Activated protein C decreases plasminogen activator-inhibitor activity in endothelial cell-conditioned medium.


Confluent cultures of endothelial cells from human umbilical cord were used to study the effect of activated human protein C (APC) on the production of plasminogen activators, plasminogen activator-inhibitor, and factor VIII-related antigen. Addition of APC to the cells in a serum-free medium did not affect the production of tissue-type plasminogen activator (t-PA) or factor VIII-related antigen; under all measured conditions, no urokinase activity was found. However, less plasminogen activator-inhibitor activity accumulated in the conditioned medium in the presence of APC. This decrease was dose dependent and could be prevented by specific anti-protein C antibodies. No decrease was observed with the zymogen protein C or with diisopropylfluorophosphate-inactivated APC. APC also decreased the t-PA inhibitor activity in endothelial cell-conditioned medium in the absence of cells, which suggests that the effect of APC is at least partly due to a direct effect of APC on the plasminogen activator-inhibitor.
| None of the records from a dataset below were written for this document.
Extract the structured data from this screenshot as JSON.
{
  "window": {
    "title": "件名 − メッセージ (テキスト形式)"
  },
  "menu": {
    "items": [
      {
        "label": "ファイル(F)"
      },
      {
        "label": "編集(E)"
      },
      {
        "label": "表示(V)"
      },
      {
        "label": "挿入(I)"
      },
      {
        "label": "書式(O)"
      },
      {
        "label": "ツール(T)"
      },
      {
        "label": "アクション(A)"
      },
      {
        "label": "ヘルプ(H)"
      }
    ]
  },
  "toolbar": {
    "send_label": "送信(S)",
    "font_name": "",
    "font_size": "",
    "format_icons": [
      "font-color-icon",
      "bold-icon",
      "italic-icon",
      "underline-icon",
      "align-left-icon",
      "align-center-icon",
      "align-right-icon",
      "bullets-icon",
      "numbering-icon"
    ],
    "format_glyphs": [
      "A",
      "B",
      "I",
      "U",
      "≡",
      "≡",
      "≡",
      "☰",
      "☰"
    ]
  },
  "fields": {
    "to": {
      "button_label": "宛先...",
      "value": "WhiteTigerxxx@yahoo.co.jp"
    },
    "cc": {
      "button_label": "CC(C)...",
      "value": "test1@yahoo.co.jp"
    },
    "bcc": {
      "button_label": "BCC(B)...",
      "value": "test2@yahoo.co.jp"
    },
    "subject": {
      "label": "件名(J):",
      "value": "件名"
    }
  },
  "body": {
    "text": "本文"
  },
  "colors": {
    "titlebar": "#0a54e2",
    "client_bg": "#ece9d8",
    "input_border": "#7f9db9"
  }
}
High concentrations of thrombin-but not of factor Xa or IXa--had a similar effect on the t-PA inhibitor activity. The effect of APC on the plasminogen activator-inhibitor provides a new mechanism by which APC may enhance fibrinolysis. The data suggest that activation of the coagulation system may lead to a secondary increase of the fibrinolytic activity by changing the balance between plasminogen activator(s) and its (their) fast-acting inhibitor.